A la naissance de leur troisième enfant, les parents apprennent bientôt qu’une anomalie génétique le condamne à brève échéance, après quelques années d’une existence quasi végétative. Dans leur maison cévenole, la vie s’organise autour du séisme qui vient de creuser une faille invisible entre eux et leur entourage. Chaque membre de la famille « s’adapte » à sa manière. Le fils aîné se sent investi d’une responsabilité protectrice et, devenant l’ange gardien de l’enfant, sombre peu à peu avec lui. La cadette, toute à sa rage de voir l’énergie et la joie de vivre des siens littéralement siphonnées par ce petit frère, s’installe dans le rejet et le besoin de prendre le large. Enfin, le benjamin, né sur le tard, grandit dans l’ombre d’un fantôme et le souci de « réparer » ses parents.

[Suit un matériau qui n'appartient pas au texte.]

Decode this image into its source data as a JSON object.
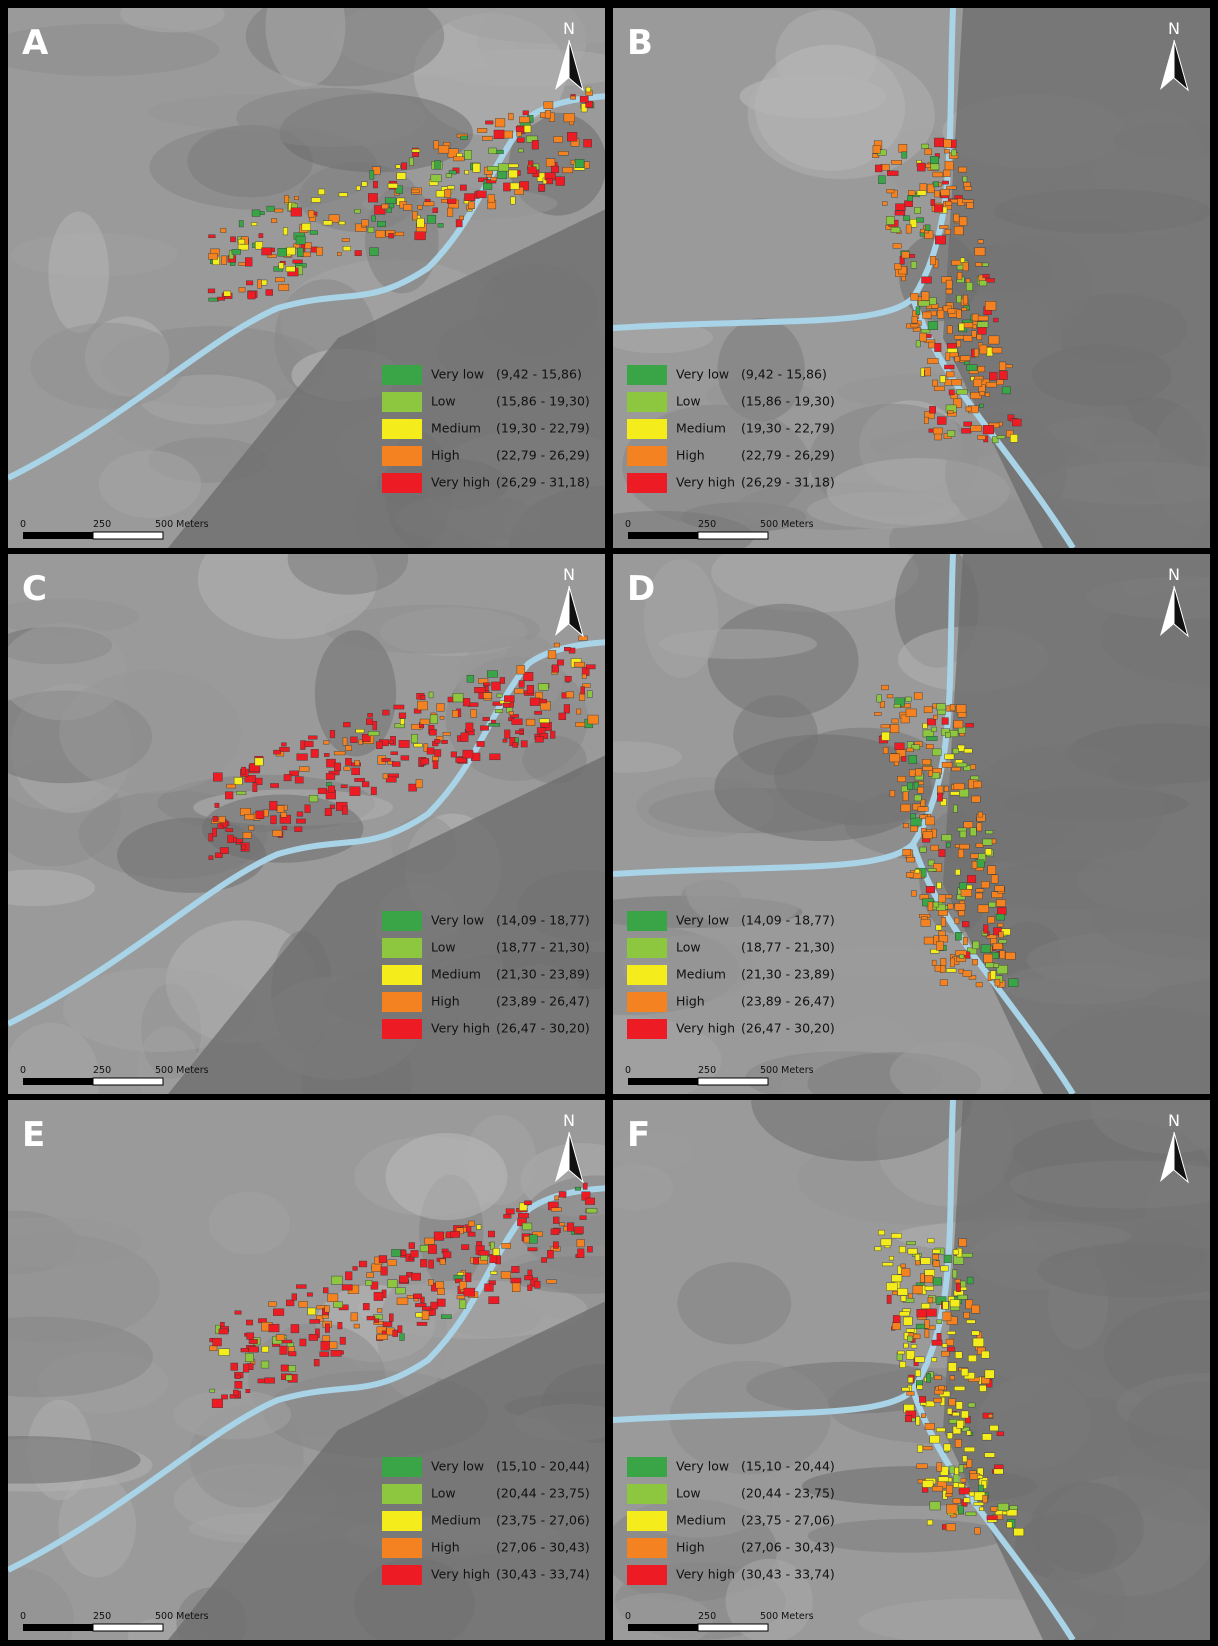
{
  "panels": [
    {
      "label": "A",
      "north": "N",
      "scale": [
        "0",
        "250",
        "500 Meters"
      ],
      "legend": [
        {
          "name": "Very low",
          "range": "(9,42 - 15,86)",
          "color": "#3aa547"
        },
        {
          "name": "Low",
          "range": "(15,86 - 19,30)",
          "color": "#8dc63f"
        },
        {
          "name": "Medium",
          "range": "(19,30 - 22,79)",
          "color": "#f5ec1b"
        },
        {
          "name": "High",
          "range": "(22,79 - 26,29)",
          "color": "#f58220"
        },
        {
          "name": "Very high",
          "range": "(26,29 - 31,18)",
          "color": "#ed1c24"
        }
      ]
    },
    {
      "label": "B",
      "north": "N",
      "scale": [
        "0",
        "250",
        "500 Meters"
      ],
      "legend": [
        {
          "name": "Very low",
          "range": "(9,42 - 15,86)",
          "color": "#3aa547"
        },
        {
          "name": "Low",
          "range": "(15,86 - 19,30)",
          "color": "#8dc63f"
        },
        {
          "name": "Medium",
          "range": "(19,30 - 22,79)",
          "color": "#f5ec1b"
        },
        {
          "name": "High",
          "range": "(22,79 - 26,29)",
          "color": "#f58220"
        },
        {
          "name": "Very high",
          "range": "(26,29 - 31,18)",
          "color": "#ed1c24"
        }
      ]
    },
    {
      "label": "C",
      "north": "N",
      "scale": [
        "0",
        "250",
        "500 Meters"
      ],
      "legend": [
        {
          "name": "Very low",
          "range": "(14,09 - 18,77)",
          "color": "#3aa547"
        },
        {
          "name": "Low",
          "range": "(18,77 - 21,30)",
          "color": "#8dc63f"
        },
        {
          "name": "Medium",
          "range": "(21,30 - 23,89)",
          "color": "#f5ec1b"
        },
        {
          "name": "High",
          "range": "(23,89 - 26,47)",
          "color": "#f58220"
        },
        {
          "name": "Very high",
          "range": "(26,47 - 30,20)",
          "color": "#ed1c24"
        }
      ]
    },
    {
      "label": "D",
      "north": "N",
      "scale": [
        "0",
        "250",
        "500 Meters"
      ],
      "legend": [
        {
          "name": "Very low",
          "range": "(14,09 - 18,77)",
          "color": "#3aa547"
        },
        {
          "name": "Low",
          "range": "(18,77 - 21,30)",
          "color": "#8dc63f"
        },
        {
          "name": "Medium",
          "range": "(21,30 - 23,89)",
          "color": "#f5ec1b"
        },
        {
          "name": "High",
          "range": "(23,89 - 26,47)",
          "color": "#f58220"
        },
        {
          "name": "Very high",
          "range": "(26,47 - 30,20)",
          "color": "#ed1c24"
        }
      ]
    },
    {
      "label": "E",
      "north": "N",
      "scale": [
        "0",
        "250",
        "500 Meters"
      ],
      "legend": [
        {
          "name": "Very low",
          "range": "(15,10 - 20,44)",
          "color": "#3aa547"
        },
        {
          "name": "Low",
          "range": "(20,44 - 23,75)",
          "color": "#8dc63f"
        },
        {
          "name": "Medium",
          "range": "(23,75 - 27,06)",
          "color": "#f5ec1b"
        },
        {
          "name": "High",
          "range": "(27,06 - 30,43)",
          "color": "#f58220"
        },
        {
          "name": "Very high",
          "range": "(30,43 - 33,74)",
          "color": "#ed1c24"
        }
      ]
    },
    {
      "label": "F",
      "north": "N",
      "scale": [
        "0",
        "250",
        "500 Meters"
      ],
      "legend": [
        {
          "name": "Very low",
          "range": "(15,10 - 20,44)",
          "color": "#3aa547"
        },
        {
          "name": "Low",
          "range": "(20,44 - 23,75)",
          "color": "#8dc63f"
        },
        {
          "name": "Medium",
          "range": "(23,75 - 27,06)",
          "color": "#f5ec1b"
        },
        {
          "name": "High",
          "range": "(27,06 - 30,43)",
          "color": "#f58220"
        },
        {
          "name": "Very high",
          "range": "(30,43 - 33,74)",
          "color": "#ed1c24"
        }
      ]
    }
  ]
}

Quand vous naît un enfant ou un frère handicapé, et même si pour vous rien ne sera jamais plus comme avant, la terre ne s’arrête pas de tourner. Désormais, il y a aura le monde ordinaire, qui continuera sans vous, et votre petit cercle, isolé parce qu’en rotation autour de son propre centre de gravité. Pour ses membres, c’est un complet recadrage qui marque la fin de l’insouciance et trace une frontière invisible avec les autres. Chacun assume avec les moyens du bord, et d’une façon chaque fois très personnelle, mais une constante perdure : l’amour pour cet enfant pas comme les autres.
Cet amour-là, avec ce qu’il apporte et ce qu’il coûte, irradie le texte, qui, raconté comme une tragédie grecque par les immémoriales pierres des Cévennes, sans prénoms, avec pour personnages centraux l’enfant, l’aîné, la cadette et le dernier, et en périphérie les parents et la grand-mère, prend la portée universelle d’une magnifique histoire d’humanité s’efforçant sans bruit de survivre à la fatalité. Ici, pas de tabous, ni de non-dits. Pas non plus de sentimentalisme, ni de pathos. Mais la narration sensible et délicate, impressionnante de vérité, des impacts et des réactions, en bref des bouleversements profonds au sein de la fratrie dans son face-à-face avec la différence, le handicap et la mort.
Clara Dupont-Monod pénètre à ce point son sujet et fait preuve d’une telle finesse psychologique que l’on ne peut douter de la part autobiographique de son récit. Magnifique et bouleversant dans l’évidence de sa sincérité sobre et pudique, ce livre très personnel impressionne par sa portée si manifestement universelle. Coup de coeur.